Lee Vining, California

Lee Vining (formerly Leevining, Poverty Flat, and Lakeview)[4] is an unincorporated community and census-designated place (CDP)[2] in Mono County, California, United States.

US 395 leads northwest 25 miles (40 km) to Bridgeport, the Mono county seat, and southeast the same distance to the junction for Mammoth Lakes.

California State Route 120 climbs west from Lee Vining 12 miles (19 km) to the top of Tioga Pass, the east entrance to Yosemite National Park.

According to the United States Census Bureau, the Lee Vining CDP covers an area of 5.2 square miles (13 km2), 99.95% of it land and 0.05% of it water.
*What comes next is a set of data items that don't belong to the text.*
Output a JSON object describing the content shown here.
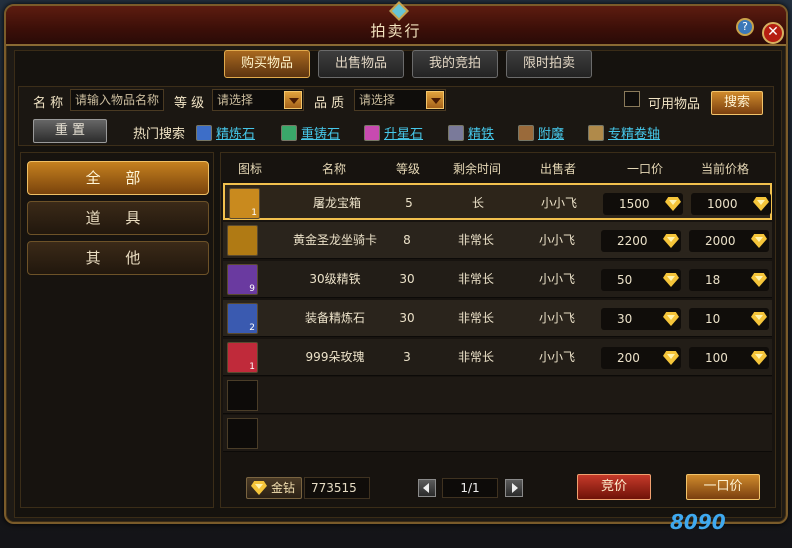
{
  "window": {
    "title": "拍卖行",
    "help_label": "?",
    "close_label": "✕"
  },
  "tabs": [
    {
      "label": "购买物品",
      "active": true
    },
    {
      "label": "出售物品",
      "active": false
    },
    {
      "label": "我的竞拍",
      "active": false
    },
    {
      "label": "限时拍卖",
      "active": false
    }
  ],
  "filters": {
    "name_label": "名 称",
    "name_placeholder": "请输入物品名称",
    "level_label": "等 级",
    "level_value": "请选择",
    "quality_label": "品 质",
    "quality_value": "请选择",
    "usable_label": "可用物品",
    "search_button": "搜索",
    "reset_button": "重 置",
    "hot_label": "热门搜索",
    "hot_items": [
      {
        "label": "精炼石",
        "color": "#3d6ec8"
      },
      {
        "label": "重铸石",
        "color": "#3aa86a"
      },
      {
        "label": "升星石",
        "color": "#c84ab0"
      },
      {
        "label": "精铁",
        "color": "#7a7a9a"
      },
      {
        "label": "附魔",
        "color": "#9a6a3a"
      },
      {
        "label": "专精卷轴",
        "color": "#b08a4a"
      }
    ]
  },
  "categories": [
    {
      "label": "全 部",
      "active": true
    },
    {
      "label": "道 具",
      "active": false
    },
    {
      "label": "其 他",
      "active": false
    }
  ],
  "table": {
    "headers": [
      "图标",
      "名称",
      "等级",
      "剩余时间",
      "出售者",
      "一口价",
      "当前价格"
    ],
    "rows": [
      {
        "icon": "treasure-chest-icon",
        "icon_color": "#c98a1e",
        "qty": "1",
        "name": "屠龙宝箱",
        "level": "5",
        "time": "长",
        "seller": "小小飞",
        "buyout": "1500",
        "current": "1000",
        "selected": true
      },
      {
        "icon": "golden-dragon-mount-card-icon",
        "icon_color": "#b07a14",
        "qty": "",
        "name": "黄金圣龙坐骑卡",
        "level": "8",
        "time": "非常长",
        "seller": "小小飞",
        "buyout": "2200",
        "current": "2000",
        "selected": false
      },
      {
        "icon": "refined-iron-icon",
        "icon_color": "#6a3aa0",
        "qty": "9",
        "name": "30级精铁",
        "level": "30",
        "time": "非常长",
        "seller": "小小飞",
        "buyout": "50",
        "current": "18",
        "selected": false
      },
      {
        "icon": "refining-stone-icon",
        "icon_color": "#3a5ab0",
        "qty": "2",
        "name": "装备精炼石",
        "level": "30",
        "time": "非常长",
        "seller": "小小飞",
        "buyout": "30",
        "current": "10",
        "selected": false
      },
      {
        "icon": "rose-bouquet-icon",
        "icon_color": "#c02a3a",
        "qty": "1",
        "name": "999朵玫瑰",
        "level": "3",
        "time": "非常长",
        "seller": "小小飞",
        "buyout": "200",
        "current": "100",
        "selected": false
      }
    ]
  },
  "footer": {
    "gold_label": "金钻",
    "gold_value": "773515",
    "page": "1/1",
    "bid_button": "竞价",
    "buyout_button": "一口价"
  },
  "watermark": "8090"
}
[1] Lee Vining, on the boundary between the Sierra Nevada and Great Basin ecoregions, has a transitional climate: warmer and drier than the mountains to the west but cooler and much snowier than the vast desert to the east.

Despite only getting 14 inches (360 mm) of water-equivalent precipitation annually, the town averages nearly 6 feet (1.8 m) of snow, sometimes falling as late as April or even May.

The economy of Lee Vining relies largely on tourism, since it is the closest town to the east entrance of Yosemite National Park, and is near other tourist destinations such as Mono Lake, the ghost town of Bodie, popular trout fishing destinations, and June Mountain and Mammoth Mountain ski areas and the June Lake recreational area.

Although off-season tourism has increased in recent years, most tourists visit in the summer months because State Route 120 through Yosemite is often closed otherwise because of heavy snowfall in the winter.

The town is the site of the Upside-Down House, a distinctive local landmark built by silent film actress Nellie Bly O'Bryan.

[7] Also located in the town is the Whoa Nellie Deli, which was once described by the San Francisco Chronicle as "a misplaced Fellini set carved into the edge of the Mono Basin, dust devils skipping around in the distance like extras on the floor of Owens Valley.